EDIT: This answer was originally a response to @ jordancpaul's answer, which he has since corrected. I will leave a part of my answer that will help explain the important difference between prototype properties and instance properties:
In some cases, properties are shared among all instances, and you need to be very careful when you declare prototype properties. Consider this example:
Person.prototype.favoriteColors = []; //Do not do this!
Now, if you create a new instance of Person using either Object.create
or new
, it does not work as you might expect ...
var jim = new Person("Jim",13); jim.favoriteColors.push('red'); var tim = new Person("Tim",14); tim.favoriteColors.push('blue'); console.log(tim.favoriteColors);
This does not mean that you can never declare the properties of a prototype, but if you do, you and every developer who works on your code should be aware of this trap. In this case, if you prefer to declare the properties of the prototype for any reason, you can do:
Person.prototype.favoriteColors = null
And initialize it with an empty array in the constructor:
var Person = function(name, age) { ... this.favoriteColors = []; }
The general rule when using this method is that the default values ββfor simple literal properties (strings, numbers, logical values) can be set directly on the prototype, but any property that inherits from Object (including arrays and dates) must be set to null and then initialized in the constructor.

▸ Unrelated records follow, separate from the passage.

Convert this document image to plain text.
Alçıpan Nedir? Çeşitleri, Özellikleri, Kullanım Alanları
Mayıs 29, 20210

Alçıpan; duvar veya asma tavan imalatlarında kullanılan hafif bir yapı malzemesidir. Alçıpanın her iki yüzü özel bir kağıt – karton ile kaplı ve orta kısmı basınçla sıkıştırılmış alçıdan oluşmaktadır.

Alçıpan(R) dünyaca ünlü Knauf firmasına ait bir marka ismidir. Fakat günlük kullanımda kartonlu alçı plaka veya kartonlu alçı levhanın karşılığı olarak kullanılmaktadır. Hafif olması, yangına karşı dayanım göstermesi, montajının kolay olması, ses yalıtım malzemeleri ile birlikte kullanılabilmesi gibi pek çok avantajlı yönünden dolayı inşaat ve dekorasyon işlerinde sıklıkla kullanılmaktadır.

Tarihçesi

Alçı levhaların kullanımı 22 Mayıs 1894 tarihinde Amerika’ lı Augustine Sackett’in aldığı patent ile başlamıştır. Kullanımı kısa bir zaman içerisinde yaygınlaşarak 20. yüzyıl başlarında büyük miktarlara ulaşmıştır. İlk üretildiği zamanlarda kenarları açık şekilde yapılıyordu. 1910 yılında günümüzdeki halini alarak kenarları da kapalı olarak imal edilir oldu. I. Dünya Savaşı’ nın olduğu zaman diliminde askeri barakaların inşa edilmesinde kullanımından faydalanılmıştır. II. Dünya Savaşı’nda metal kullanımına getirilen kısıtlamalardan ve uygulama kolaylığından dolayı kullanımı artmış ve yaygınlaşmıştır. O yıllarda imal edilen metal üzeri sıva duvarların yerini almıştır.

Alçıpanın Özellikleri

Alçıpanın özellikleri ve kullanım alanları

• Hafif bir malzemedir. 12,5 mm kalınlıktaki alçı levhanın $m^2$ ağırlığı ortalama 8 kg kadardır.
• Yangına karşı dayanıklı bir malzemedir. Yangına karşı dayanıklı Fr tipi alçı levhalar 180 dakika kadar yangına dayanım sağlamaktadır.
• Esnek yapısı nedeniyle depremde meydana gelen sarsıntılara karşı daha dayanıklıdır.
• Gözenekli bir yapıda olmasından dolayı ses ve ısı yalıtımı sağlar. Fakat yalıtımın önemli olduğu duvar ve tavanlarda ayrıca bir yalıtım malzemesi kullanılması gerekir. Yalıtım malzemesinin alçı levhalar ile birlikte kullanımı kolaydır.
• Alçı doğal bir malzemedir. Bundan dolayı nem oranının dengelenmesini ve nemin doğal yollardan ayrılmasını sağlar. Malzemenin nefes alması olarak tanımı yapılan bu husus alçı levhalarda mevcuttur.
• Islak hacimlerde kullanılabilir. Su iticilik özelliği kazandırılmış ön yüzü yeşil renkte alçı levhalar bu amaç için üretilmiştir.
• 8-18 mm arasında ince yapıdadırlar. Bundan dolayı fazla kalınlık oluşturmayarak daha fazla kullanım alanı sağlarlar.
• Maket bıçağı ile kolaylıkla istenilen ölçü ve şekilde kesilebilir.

A safer way is to only declare methods in the prototype and always declare properties in the constructor.
Anyway, the question was about Object.create ...

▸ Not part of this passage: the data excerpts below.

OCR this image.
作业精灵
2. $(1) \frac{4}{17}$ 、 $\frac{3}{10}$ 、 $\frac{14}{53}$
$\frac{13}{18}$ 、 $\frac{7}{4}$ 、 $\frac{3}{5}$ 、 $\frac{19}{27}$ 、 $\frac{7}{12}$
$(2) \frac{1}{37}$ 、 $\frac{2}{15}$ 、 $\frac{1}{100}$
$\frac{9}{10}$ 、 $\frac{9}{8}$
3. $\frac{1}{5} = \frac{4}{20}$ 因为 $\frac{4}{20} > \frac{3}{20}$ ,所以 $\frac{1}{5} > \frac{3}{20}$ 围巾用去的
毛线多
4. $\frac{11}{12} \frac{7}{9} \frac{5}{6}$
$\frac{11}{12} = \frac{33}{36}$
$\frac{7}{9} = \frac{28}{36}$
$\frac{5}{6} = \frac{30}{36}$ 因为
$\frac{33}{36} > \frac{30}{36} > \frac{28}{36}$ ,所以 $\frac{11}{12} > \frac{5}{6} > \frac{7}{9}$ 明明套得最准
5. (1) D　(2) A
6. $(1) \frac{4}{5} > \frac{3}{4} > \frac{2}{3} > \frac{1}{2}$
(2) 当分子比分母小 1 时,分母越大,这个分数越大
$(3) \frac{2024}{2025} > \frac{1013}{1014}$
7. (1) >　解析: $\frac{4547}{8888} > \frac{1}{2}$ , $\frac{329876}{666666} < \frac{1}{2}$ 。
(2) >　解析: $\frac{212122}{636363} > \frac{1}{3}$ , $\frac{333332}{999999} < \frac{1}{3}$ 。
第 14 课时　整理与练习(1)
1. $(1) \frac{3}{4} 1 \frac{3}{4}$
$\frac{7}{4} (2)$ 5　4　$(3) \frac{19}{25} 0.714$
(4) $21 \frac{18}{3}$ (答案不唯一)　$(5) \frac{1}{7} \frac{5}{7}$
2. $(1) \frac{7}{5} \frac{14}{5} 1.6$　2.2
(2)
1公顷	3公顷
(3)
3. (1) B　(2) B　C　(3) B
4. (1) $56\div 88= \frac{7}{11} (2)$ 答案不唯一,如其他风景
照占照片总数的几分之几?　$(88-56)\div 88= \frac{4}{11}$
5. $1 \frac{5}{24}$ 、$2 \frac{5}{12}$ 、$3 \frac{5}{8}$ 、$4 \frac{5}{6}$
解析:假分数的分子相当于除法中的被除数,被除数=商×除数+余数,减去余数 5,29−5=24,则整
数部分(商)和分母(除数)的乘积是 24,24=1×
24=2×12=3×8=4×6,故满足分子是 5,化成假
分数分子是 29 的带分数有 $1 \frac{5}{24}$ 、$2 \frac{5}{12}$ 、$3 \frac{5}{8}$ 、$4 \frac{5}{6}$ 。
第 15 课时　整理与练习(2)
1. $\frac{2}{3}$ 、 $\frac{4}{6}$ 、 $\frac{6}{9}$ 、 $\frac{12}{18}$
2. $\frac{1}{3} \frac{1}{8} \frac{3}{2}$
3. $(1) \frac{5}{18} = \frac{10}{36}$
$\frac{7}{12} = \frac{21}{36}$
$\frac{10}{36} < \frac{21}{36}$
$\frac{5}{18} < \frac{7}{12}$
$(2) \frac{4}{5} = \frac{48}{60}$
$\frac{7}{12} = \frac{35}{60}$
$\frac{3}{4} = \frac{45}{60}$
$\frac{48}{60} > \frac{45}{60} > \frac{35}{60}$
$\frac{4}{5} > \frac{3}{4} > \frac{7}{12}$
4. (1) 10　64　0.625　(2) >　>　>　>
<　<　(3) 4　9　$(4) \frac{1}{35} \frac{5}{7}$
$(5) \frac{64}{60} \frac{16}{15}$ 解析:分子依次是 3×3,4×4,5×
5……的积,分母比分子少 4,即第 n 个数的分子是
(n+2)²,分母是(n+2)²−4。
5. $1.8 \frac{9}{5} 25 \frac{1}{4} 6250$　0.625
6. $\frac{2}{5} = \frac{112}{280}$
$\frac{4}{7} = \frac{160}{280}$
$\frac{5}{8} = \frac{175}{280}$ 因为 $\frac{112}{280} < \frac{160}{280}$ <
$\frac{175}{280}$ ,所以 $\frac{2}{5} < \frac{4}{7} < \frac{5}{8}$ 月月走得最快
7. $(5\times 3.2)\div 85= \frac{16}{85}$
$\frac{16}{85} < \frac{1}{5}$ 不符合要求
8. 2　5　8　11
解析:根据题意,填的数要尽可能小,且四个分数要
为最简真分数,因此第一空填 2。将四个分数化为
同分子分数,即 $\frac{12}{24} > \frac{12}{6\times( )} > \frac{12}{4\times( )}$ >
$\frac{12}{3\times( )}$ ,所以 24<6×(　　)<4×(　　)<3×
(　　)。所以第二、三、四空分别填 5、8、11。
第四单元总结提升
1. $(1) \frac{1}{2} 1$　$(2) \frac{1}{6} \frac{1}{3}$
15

The first argument passed to Object.create is set as the prototype of the new instance. Best use:
var person = { initialize: function(name, age) { this.name = name; this.age = age; return this; }, toString: function() { return this.name + ', ' + this.age; } }; var tim = Object.create(person).initialize("Tim",14);
Now the result will be the same as in your first example.
As you can see, this is a different philosophical approach from the more classic OOP style in Javascript. With Object.create, the emphasis is on creating new objects from existing objects, not on the constructor. Initialization becomes a separate step.

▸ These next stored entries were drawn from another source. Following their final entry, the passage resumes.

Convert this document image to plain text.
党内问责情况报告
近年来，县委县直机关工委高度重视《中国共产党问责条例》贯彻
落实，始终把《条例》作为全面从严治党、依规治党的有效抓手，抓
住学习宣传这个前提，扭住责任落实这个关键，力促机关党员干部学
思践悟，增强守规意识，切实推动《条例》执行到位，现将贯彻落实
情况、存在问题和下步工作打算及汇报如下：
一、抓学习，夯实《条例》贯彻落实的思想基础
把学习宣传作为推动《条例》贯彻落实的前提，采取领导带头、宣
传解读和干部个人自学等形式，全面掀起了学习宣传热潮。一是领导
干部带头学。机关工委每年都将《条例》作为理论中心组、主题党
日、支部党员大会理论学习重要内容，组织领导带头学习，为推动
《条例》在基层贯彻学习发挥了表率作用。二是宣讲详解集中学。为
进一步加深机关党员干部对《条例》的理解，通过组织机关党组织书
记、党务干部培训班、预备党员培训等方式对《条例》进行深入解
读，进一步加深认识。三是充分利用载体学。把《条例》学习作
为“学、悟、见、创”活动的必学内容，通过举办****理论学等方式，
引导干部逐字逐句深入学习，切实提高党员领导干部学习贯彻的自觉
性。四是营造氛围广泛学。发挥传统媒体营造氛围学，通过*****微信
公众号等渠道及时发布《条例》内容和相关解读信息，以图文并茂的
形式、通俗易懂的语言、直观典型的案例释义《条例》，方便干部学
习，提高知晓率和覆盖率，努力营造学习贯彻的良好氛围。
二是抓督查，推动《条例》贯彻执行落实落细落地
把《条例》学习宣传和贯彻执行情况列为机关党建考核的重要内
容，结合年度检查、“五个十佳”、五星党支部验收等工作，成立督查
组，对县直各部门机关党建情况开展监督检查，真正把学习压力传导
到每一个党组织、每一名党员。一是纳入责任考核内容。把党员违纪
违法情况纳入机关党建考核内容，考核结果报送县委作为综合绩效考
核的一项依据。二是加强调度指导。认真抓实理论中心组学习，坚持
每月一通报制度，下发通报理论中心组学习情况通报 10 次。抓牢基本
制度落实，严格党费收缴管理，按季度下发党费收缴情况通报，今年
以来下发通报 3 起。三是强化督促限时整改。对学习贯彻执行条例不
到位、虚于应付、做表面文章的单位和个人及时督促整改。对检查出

Personally, I have mixed feelings about the Object.create approach; this is very nice for inheritance because of the second parameter, which you can use to add additional properties to an existing prototype, but it is also more detailed and makes instance checks no longer work (an alternative in this example would be to check person.isPrototypeOf(tim)
).
The main reason I say that Object.create is verbose due to the second parameter, but there are some useful libraries that address:
https://github.com/Gozala/selfish
https://github.com/Raynos/pd
(other)
Hope this was more informative than entanglement!